Eager as the restaurant managers, hostesses and power groupies are to have New York’s favorite former President in their midst, they will have to bear with the tiresome rituals associated with the ex-Presidency. Since the election of George W. Bush, New York Democrats have taken ironic consolation in the knowledge that their routines will no longer be held hostage to the roadblocks, frozen zones, 30-car motorcades and all the other baggage that accompanied Mr. Clinton’s frequent visits. Mr. Bush figures to visit New York only when he must. But Mr. Clinton will be a daily presence, and he remains entitled to Secret Service protection. While his motorcades may not be as big as they once were, and while the human shield around him will grow smaller, he won’t be strolling into the Four Seasons, or anywhere else, alone.
The exact size of the Secret Service contingent that will accompany Mr. Clinton everywhere is not public information, said Secret Service spokesman Marc Connolly. He added, however, that Mr. Clinton will be entitled to the protection offered “our other protectees.” And that will mean Secret Service security sweeps and small but significant motorcades every time Mr. Clinton moves around town. In a sampling of what will be a daily occurrence in Manhattan, former President Jimmy Carter came to town in early January to promote his memoirs, An Hour Before Daylight . Mr. Carter traveled through midtown in a small motorcade, while an advance team of Secret Service agents fanned out to the Barnes & Noble store in Lincoln Center and other tour locations to prepare the way for the ex-President. “We work hard to minimize inconveniences,” said Mr. Connolly of the Secret Service’s work. “We try to minimize delays.” He noted that it will be “quite easier to move a small number of vehicles” through Manhattan “than it is to move a 30-car or 50-car motorcade.”
No doubt as the Bush Restoration gets settled and New York Democrats look out at a red-shaded world they do not recognize, they will gladly put up with security sweeps in their dining rooms and motorcades parked outside their favorite restaurant (even if it’s McDonald’s).
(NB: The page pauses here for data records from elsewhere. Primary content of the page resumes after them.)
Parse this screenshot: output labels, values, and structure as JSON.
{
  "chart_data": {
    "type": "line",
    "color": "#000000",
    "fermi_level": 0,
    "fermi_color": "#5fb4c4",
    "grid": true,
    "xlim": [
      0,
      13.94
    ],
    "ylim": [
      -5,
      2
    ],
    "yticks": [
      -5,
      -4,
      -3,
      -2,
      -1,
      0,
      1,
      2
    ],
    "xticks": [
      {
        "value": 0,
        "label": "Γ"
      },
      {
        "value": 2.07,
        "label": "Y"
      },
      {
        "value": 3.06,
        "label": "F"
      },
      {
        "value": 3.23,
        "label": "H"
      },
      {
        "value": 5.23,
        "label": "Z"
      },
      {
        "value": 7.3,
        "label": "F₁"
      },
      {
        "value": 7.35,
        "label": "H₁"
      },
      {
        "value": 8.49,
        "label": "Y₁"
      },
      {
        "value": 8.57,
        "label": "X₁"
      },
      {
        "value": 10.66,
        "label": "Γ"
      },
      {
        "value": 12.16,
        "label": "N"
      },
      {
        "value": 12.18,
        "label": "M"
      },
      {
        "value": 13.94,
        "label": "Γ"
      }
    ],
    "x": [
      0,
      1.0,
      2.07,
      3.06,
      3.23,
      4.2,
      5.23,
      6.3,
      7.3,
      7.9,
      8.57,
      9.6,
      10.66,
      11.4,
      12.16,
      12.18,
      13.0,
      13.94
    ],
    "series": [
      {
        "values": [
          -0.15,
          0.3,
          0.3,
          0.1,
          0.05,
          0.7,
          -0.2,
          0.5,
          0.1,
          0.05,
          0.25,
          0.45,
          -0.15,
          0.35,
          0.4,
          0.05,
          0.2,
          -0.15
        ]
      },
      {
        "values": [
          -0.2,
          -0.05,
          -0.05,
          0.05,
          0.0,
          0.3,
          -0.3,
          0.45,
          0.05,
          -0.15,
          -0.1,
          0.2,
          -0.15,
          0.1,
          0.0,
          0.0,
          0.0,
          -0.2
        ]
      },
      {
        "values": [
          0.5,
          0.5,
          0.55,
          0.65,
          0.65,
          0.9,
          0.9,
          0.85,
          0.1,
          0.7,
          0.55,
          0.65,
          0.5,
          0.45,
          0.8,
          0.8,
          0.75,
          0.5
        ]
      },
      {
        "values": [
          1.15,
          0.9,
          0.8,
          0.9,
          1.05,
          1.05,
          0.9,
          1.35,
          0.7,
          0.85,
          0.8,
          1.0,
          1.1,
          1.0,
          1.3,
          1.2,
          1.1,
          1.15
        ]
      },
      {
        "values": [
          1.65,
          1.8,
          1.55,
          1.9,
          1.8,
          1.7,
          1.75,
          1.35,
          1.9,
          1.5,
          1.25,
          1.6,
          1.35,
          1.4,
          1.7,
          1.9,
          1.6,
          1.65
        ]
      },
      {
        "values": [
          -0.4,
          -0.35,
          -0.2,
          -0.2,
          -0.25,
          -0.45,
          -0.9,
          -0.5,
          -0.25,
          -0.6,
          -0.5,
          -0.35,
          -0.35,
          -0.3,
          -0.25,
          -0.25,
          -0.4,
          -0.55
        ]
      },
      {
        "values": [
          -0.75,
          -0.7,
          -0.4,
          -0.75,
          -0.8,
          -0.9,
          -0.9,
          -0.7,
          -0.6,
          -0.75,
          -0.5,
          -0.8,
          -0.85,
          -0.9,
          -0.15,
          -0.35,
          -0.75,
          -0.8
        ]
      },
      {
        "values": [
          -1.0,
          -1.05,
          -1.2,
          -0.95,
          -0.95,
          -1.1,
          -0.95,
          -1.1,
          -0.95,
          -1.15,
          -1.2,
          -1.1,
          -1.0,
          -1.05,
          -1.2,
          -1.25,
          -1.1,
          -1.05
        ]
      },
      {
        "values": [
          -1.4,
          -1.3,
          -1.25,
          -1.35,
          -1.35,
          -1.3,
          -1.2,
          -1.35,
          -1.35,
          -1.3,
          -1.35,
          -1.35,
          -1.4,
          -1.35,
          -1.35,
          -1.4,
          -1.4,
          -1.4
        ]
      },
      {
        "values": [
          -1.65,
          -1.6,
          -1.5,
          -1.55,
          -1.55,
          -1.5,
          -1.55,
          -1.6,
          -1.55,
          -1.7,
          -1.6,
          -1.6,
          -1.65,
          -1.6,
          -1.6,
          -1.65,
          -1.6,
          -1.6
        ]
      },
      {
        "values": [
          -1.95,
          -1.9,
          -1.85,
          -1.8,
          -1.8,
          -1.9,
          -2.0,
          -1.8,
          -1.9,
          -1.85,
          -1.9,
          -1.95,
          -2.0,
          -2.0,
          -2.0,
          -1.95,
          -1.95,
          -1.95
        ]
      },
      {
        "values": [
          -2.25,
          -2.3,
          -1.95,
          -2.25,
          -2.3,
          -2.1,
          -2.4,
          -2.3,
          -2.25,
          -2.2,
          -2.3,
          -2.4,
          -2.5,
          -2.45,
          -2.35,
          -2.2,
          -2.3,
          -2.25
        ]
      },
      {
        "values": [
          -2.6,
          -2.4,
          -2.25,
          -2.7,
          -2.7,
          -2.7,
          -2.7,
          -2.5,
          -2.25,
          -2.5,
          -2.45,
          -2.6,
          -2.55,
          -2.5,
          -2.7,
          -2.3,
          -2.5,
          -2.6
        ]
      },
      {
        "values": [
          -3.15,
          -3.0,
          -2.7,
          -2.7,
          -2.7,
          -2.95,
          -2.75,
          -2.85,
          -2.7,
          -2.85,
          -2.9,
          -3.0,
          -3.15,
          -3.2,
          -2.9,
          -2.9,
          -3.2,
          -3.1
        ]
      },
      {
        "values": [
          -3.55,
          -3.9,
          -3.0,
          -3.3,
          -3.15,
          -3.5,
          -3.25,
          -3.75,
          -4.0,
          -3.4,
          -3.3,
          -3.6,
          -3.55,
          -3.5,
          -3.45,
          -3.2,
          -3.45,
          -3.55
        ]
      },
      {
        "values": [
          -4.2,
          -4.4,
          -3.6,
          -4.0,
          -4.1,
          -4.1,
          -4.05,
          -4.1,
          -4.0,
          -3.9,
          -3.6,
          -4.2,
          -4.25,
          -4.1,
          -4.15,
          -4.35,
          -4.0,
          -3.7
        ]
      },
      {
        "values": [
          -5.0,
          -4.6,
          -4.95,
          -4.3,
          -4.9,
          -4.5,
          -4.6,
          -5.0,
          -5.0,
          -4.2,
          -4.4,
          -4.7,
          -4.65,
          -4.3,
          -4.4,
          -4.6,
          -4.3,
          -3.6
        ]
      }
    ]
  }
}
For they still regard Mr. Clinton as the man who broke the Republican Party’s near-monopoly on the White House since the 1960’s (and therefore the man who could hand out big jobs to long-suffering attorneys and policy wonks), and a man who seemed to belong in New York all along. “He’ll have too many friends,” said publicist Bobby Zarem, who considers himself one of them. “Everybody who worked with him … will do anything and everything they can to spend time with him. I don’t know how he’ll weed it out.”
The irony here, of course, is that Mr. Clinton will arrive in New York to accept the laurels of a conquering hero despite, and not because of, his political achievements. Historians already have decided that he was the most conservative Democratic President since Grover Cleveland. He signed legislation repealing a welfare entitlement that had been enshrined in the New Deal. He signed the North American Free Trade Agreement, which business wanted and labor sought desperately to block. He adopted the rhetoric of conservative Republicans on small-bore issues like school uniforms. And, ideology aside, he engaged in conduct that so many feminists and liberals would usually describe as sexual harassment.
And yet, New York’s power elites can hardly wait to spot him in the street or be summoned to a dinner with him or be asked to do him a favor.
That’s because, in the end, they think of Bill Clinton as one of them. And that’s what matters, after all.